"Amor é o básico necessário, e isso não tem nada a ver com dinheiro", Charles Nelson III
Será que o apego materno tem efeitos no desenvolvimento de um bebê? De acordo com uma pesquisa realizada na Romênia por pesquisadores americanos, a resposta é sim - e muito! A relação de crianças nos primeiros anos de vida com seus pais - biológicos ou adotivos- pode ser determinante para um bom desenvolvimento do cérebro.
O professor de pediatria e um dos autores da pesquisa, Charles Nelson III, da escola de medicina de Harvard, verificou que boa parte de distúrbios psicológicos e comportamentais constatados em adolescentes e adultos pode ser consequência da falta de atenção sofrida logo na primeira infância. A lista inclui problemas de relacionamento social, déficit de atenção, menor QI, síndromes similares a autismo e até déficit de crescimento (nanismo).
Isso acontece porque um cérebro menos maduro, como o de um bebê, é muito afetado por características fundamentais do ambiente, como a luz e a linguagem. Crianças criadas em orfanatos não recebem os estímulos necessários para o desenvolvimento, e por isso têm uma propensão maior a apresentar esses distúrbios do que aquelas que cresceram em um ambiente familiar, estimulante e enriquecedor.
Pode parecer óbvio, mas a pesquisa é importante para mostrar como, independente da situação socioeconômica, são o cuidado, o carinho e a atenção os maiores responsáveis pelo desenvolvimento da criança. "Amor é o básico necessário, e isso não tem nada a ver com dinheiro", diz Nelson.
A pesquisa, além de provar que abrigos podem ter um efeito negativo no desenvolvimento do cérebro, também apontou como há um período ideal em que é possível reverter os efeitos causados pela negligência: de preferência antes dos dois anos de idade.
Os dois primeiros anos de vida são fundamentais. O desenvolvimento do cérebro começa algumas semanas após a concepção e, logo na primeira infância, nossa capacidade de nos modificarmos devido à experiência é muito maior. O que acontece durante este período pode ter impacto muitos anos depois, inclusive na saúde mental e psicológica do adulto.
É por isso que cérebros muito jovens precisam de interatividade logo cedo. Gravações de áudio e televisão não são suficientes, o órgão requer uma vasta gama de estímulos linguísticos, cognitivos e sociais. Brincadeiras, desafios, interação real.

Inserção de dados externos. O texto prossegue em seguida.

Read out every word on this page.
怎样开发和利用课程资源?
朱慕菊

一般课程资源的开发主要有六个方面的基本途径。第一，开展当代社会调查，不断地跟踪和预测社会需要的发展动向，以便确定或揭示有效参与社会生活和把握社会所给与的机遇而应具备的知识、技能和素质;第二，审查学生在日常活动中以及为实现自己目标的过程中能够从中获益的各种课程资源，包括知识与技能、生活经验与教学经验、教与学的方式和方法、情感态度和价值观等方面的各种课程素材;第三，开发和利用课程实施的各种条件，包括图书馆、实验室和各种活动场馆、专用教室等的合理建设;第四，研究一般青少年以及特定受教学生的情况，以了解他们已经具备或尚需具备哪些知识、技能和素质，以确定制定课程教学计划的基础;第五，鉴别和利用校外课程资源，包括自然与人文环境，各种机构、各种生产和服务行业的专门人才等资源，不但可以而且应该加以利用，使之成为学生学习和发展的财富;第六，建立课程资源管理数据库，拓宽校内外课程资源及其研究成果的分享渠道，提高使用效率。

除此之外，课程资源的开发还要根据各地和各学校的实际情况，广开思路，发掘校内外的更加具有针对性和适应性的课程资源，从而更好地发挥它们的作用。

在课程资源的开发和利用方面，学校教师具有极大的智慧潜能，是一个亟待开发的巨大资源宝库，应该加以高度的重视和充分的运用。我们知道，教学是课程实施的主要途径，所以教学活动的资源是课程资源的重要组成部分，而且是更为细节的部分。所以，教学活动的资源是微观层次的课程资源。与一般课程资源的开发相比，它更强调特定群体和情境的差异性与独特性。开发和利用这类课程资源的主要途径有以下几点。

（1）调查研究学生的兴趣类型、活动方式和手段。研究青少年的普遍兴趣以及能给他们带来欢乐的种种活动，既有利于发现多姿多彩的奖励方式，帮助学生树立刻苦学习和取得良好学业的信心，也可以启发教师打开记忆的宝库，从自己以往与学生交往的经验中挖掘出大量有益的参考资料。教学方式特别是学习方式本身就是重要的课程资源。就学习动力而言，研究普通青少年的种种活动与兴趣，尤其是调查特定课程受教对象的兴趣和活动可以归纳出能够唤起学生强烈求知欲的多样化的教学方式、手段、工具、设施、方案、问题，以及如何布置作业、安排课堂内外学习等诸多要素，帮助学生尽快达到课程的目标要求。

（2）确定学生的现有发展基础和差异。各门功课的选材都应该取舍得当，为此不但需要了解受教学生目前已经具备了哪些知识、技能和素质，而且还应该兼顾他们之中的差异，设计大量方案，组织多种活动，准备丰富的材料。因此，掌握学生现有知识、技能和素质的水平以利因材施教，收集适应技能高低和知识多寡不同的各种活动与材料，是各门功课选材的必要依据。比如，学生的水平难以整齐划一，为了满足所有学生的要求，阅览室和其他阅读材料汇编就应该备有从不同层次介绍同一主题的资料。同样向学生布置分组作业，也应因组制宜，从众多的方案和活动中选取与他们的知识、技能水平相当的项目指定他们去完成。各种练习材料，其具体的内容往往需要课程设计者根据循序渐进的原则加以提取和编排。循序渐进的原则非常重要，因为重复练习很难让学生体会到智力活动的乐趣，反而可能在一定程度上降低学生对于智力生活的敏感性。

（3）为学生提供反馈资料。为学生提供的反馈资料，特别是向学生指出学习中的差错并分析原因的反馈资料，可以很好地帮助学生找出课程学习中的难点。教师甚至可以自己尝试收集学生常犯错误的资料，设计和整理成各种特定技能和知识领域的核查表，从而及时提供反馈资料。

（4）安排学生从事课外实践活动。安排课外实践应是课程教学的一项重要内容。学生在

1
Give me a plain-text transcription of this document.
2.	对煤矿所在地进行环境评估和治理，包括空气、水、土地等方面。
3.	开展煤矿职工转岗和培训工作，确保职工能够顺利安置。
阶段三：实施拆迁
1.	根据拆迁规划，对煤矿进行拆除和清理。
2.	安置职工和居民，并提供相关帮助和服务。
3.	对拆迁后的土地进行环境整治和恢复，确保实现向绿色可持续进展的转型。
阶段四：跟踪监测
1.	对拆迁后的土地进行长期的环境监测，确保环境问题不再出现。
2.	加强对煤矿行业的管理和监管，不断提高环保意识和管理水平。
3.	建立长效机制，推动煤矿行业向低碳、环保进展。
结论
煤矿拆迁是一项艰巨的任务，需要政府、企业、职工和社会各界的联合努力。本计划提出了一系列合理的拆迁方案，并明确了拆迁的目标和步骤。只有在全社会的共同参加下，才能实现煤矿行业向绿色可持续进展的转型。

Em orfanatos e abrigos, crianças geralmente são criadas em grupo, por um número reduzido de cuidadoras. Assim, são por vezes submetidas a uma rotina regimental, isolamento, agressões e falta de cuidados. De acordo com Charles Nelson III, o fato de bebês ficarem separados em berços, por exemplo, parados durantes horas, apenas olhando para o teto, é um fator inibidor do desenvolvimento adequado, pois assim não se estimula o choro, a fala e o movimento.
Para Charles Nelson III, o maior desafio agora é transformar esta pesquisa em informações que cheguem aos políticos, clínicos e pais sobre as desvantagens de se criar crianças em orfanatos e os benefícios de criá-las em família.
A adoção de nada adianta sem os recursos necessários para se criar e garantir bons lares e evitar o abandono das crianças. É por isso que, para Nelson, torna-se cada vez mais importante incentivar o apego materno logo cedo. São necessárias políticas que eduquem os próprios pais sobre a melhor forma de cuidar do bebê
A pesquisa, uma parceria entre as Universidades de Tulane, Maryland, e o Children's Hospital Boston, acompanhou crianças criadas em orfanatos e em casas de famílias desde 2000, na cidade de Bucareste, Romênia. No início, os pesquisadores separam um grupo de crianças de orfanatos e as transferiram para lares adotivos. A outra metade permaneceu sob os cuidados da instituição.
A partir de então, testes e acompanhamentos foram realizados com ambos os grupos aos 30, 42 e 54 meses de idades dos bebês, e novamente quando completaram oito anos, de forma que foi possível comparar o desenvolvimento cerebral de crianças criadas em orfanatos com o de aquelas adotadas e, ainda, com o de crianças que nunca tinham passado por uma instituição que cuide de crianças órfãs ou abandonadas.